In Speditionen und anderen Betrieben werden täglich neben anderen Waren gefährliche Stoffe und Güter in Gebinden umgeschlagen. Dabei finden an den Schnittstellen zwischen Fahrzeugen bzw. Ladungsträgern und Umschlagsbereichen sowie in den Umschlagsbereichen selbst zahlreiche Transporte dieser Gebinde statt. Innerbetrieblich kann es ebenfalls erforderlich sein, gefährliche Stoffe und Güter in Gebinden aus Lagern an Verbrauchstellen (z. B. Produktion oder Labor) bereitzustellen und ggf. von dort zu Entsorgungsstellen zu bringen. Diese innerbetrieblichen Transporte können von Hand, mit Flurförderzeugen oder mit Förderanlagen erfolgen. Dabei sind Beschädigungen von Gebinden nicht auszuschließen, durch die gefährliche Stoffe und Güter unbeabsichtigt freigesetzt werden können. Daher ist es besonders wichtig, beim Umschlag und innerbetrieblichen Transport von gefährlichen Stoffen und Gütern auf einen derartigen, unbeabsichtigten Austritt vorbereitet zu sein.

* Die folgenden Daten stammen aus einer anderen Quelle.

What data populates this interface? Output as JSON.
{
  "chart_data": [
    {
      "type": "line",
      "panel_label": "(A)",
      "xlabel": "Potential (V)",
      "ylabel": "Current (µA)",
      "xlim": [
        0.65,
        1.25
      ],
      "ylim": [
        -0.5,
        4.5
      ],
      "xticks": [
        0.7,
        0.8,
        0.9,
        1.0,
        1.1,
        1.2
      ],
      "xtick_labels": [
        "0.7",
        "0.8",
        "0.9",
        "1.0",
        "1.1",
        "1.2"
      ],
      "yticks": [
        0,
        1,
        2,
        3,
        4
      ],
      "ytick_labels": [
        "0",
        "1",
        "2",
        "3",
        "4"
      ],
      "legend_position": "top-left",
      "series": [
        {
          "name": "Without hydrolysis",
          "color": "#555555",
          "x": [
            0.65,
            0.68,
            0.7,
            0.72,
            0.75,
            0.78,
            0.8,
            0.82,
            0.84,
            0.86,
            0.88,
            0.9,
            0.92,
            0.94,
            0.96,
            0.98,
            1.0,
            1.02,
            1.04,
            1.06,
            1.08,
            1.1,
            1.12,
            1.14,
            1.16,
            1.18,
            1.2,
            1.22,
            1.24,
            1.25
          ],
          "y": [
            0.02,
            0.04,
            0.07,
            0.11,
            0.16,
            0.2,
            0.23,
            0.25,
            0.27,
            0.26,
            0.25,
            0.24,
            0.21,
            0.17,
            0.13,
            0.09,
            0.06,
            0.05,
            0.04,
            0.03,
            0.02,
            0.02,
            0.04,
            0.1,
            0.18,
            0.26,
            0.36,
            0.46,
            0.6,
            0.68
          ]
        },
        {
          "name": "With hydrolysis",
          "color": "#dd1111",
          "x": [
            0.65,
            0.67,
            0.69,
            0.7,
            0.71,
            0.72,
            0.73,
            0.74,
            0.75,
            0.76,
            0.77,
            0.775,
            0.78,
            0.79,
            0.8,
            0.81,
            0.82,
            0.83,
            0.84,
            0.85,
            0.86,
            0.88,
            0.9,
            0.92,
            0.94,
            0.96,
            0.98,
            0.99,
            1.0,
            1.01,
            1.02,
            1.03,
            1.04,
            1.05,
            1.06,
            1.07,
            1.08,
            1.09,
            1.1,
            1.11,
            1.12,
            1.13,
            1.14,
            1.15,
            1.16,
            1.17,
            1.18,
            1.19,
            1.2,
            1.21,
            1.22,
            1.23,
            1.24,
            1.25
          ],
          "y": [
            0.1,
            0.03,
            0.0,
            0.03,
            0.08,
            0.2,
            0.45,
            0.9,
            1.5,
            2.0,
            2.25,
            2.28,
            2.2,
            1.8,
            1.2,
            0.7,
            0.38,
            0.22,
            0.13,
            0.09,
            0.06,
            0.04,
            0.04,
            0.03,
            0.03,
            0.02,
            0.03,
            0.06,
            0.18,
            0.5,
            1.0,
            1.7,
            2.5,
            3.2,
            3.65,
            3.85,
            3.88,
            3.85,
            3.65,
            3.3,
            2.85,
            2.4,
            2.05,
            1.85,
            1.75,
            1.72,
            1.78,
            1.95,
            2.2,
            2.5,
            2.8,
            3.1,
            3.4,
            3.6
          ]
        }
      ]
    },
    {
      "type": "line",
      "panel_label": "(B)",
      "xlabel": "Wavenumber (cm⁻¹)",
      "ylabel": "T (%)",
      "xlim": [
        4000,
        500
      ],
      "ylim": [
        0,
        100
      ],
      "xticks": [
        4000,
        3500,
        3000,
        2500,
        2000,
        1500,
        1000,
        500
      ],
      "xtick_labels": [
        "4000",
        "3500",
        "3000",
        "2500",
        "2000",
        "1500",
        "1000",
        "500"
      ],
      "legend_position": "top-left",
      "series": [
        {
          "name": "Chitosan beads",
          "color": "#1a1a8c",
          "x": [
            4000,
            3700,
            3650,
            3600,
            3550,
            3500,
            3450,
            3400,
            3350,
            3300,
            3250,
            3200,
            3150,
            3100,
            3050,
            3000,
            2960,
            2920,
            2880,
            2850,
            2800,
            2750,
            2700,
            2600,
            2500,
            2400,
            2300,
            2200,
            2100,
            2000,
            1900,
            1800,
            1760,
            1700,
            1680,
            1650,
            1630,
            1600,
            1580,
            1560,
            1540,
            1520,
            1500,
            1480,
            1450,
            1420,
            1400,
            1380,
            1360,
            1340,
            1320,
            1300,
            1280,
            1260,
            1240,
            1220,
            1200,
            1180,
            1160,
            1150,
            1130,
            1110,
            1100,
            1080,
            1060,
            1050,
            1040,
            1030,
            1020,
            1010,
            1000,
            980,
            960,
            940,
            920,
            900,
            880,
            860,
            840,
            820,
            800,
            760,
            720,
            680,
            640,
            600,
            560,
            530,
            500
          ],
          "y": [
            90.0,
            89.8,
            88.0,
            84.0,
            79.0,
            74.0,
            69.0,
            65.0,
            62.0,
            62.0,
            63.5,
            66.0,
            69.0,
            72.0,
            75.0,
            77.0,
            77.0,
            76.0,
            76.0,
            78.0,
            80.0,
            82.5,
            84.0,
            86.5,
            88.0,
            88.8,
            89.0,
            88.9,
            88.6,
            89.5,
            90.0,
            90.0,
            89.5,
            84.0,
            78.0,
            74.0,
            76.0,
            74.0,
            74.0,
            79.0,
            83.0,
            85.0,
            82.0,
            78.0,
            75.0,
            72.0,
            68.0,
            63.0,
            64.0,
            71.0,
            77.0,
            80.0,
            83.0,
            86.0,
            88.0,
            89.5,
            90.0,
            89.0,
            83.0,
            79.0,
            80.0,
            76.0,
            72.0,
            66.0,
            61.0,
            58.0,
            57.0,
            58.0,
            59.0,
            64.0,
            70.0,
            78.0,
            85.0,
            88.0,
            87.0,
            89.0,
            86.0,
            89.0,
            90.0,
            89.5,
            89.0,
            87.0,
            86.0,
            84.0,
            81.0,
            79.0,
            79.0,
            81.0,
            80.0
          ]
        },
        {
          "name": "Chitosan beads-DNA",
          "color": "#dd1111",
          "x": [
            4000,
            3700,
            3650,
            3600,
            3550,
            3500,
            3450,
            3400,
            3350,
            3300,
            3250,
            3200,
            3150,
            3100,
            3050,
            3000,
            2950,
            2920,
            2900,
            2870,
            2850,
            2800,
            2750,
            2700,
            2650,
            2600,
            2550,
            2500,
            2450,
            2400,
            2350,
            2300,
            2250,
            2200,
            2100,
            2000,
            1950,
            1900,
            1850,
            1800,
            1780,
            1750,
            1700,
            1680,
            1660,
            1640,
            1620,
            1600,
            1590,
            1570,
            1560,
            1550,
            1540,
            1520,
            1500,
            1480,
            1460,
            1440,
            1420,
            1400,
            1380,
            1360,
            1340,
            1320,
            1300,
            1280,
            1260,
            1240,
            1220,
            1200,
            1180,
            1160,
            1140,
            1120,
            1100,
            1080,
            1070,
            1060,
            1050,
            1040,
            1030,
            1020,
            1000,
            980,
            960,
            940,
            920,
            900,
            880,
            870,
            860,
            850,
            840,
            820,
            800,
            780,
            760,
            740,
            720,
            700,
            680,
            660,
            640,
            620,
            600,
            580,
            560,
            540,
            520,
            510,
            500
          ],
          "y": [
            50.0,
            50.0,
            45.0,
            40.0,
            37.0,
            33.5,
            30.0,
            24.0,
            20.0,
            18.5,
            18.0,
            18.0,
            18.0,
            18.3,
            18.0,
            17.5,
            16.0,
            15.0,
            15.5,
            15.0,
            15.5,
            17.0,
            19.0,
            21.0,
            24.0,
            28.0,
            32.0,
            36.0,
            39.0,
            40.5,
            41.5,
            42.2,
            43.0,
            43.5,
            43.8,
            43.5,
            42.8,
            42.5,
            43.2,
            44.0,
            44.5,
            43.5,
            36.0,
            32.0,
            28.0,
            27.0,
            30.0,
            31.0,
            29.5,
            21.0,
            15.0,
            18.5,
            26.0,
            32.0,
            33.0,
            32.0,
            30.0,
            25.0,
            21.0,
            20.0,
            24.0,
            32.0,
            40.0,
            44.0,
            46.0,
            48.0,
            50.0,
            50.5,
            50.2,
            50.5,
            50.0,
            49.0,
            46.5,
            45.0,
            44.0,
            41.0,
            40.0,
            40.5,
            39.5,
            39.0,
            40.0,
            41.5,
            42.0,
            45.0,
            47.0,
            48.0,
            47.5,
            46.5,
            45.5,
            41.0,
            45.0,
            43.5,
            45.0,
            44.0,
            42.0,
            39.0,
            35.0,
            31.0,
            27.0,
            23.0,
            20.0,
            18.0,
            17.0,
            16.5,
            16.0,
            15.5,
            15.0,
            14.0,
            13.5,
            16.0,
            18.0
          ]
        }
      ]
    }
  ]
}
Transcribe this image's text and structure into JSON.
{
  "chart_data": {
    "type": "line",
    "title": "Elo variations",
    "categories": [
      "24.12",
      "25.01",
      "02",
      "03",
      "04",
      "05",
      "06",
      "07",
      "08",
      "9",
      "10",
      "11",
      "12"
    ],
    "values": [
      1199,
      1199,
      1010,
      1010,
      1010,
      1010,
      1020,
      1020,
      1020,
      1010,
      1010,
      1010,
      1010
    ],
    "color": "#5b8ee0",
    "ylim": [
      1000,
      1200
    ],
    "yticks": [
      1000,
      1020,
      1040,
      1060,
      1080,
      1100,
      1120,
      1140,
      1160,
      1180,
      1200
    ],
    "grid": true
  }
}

Die Einführung eines Notfallmanagements gewährleistet ein zielgerichtetes und planvolles Vorgehen bei der Notfallerkennung, Entscheidungsfindung, Schadensbegrenzung und Beseitigung der ausgetretenen Stoffe, ohne die Notfallhelfer bzw. Personen im Umfeld der Schadensstelle zu gefährden. Die kürzlich veröffentlichte DGUV Information 208-050 stellt hierzu eine Planungshilfe für Betriebe zum Aufbau eines Notfallmanagements dar.

Quelle:BGHW

Quelle:BGHW

Rushhour in einem Lager. Entladen, Kommissionieren, Bereitstellen und Beladen: Frauen und Männer mit Hubwagen und Staplern bewegen in kürzester Zeit eine große Anzahl von Waren. Plötzlich fällt eine Flüssigkeitslache unter einem Gebinde auf. Wo kommt diese Flüssigkeit her? Die Augen brennen. Einige beginnen zu Husten. Jetzt heißt es schnell und richtig zu handeln! „Gefahrgutunfall in einer Spedition“, „Auslaufendes Chemikalienfass sorgt für Großeinsatz“ – solche oder ähnliche Schlagzeilen tauchen immer wieder in den Medien auf. Großaufgebote von Einsatzkräften wie Feuerwehr, Polizei und Rettungskräften wecken stets besondere Aufmerksamkeit der Öffentlichkeit. Wie konnte es dazu kommen? Wäre der Unfall zu vermeiden gewesen? Hätten die Auswirkungen durch bessere innerbetriebliche Abläufe begrenzt werden können? Hätte durch gezielte betriebliche Notfallmaßnahmen ein Großaufgebot von Einsatzkräften verhindert werden können? Die Analyse derartiger Unfälle zeigt oft deutlich, dass in betroffenen Betrieben Vorkehrungen und klare Regelungen beim Auftreten von Notfällen fehlen. Grund genug für die Unfallversicherungsträger, die Verantwortlichen der Betriebe mit einer Planungshilfe zu unterstützen. Um eine größtmögliche Praxisorientierung zu erreichen, wurde ein interdisziplinärer Arbeitskreis mit Praktikern aus Betrieben, Gefahrgut- und Entsorgungsexperten, Vertretern der Feuerwehr sowie Präventionsfachleuten der Unfallversicherungsträger zusammengestellt. Nach intensiver Abstimmungsarbeit konnte im Juni 2017 durch die Deutsche Gesetzliche Unfallversicherung (DGUV) die DGUV Information 208-050 „Notfallmanagement beim Umschlag und innerbetrieblichen Transport von Gefahrgütern und gefährlichen Stoffen – Eine Planungshilfe für Betriebe“ veröffentlicht werden [1]. Die DGUV Information wendet sich an Betriebe, die gefährliche Stoffe und Güter in Gebinden umschlagen bzw. innerbetrieblich transportieren. Die Schrift liefert einen Leitfaden für eine betriebsinterne, vorsorgende Planung von Maßnahmen, die bei einem unbeabsichtigten Austritt von gefährlichen Stoffen und Gütern zu treffen sind. Der Begriff Planungshilfe wurde bewusst gewählt, da selbstverständlich immer eine Anpassung an die jeweiligen betrieblichen Gegebenheiten erfolgen muss.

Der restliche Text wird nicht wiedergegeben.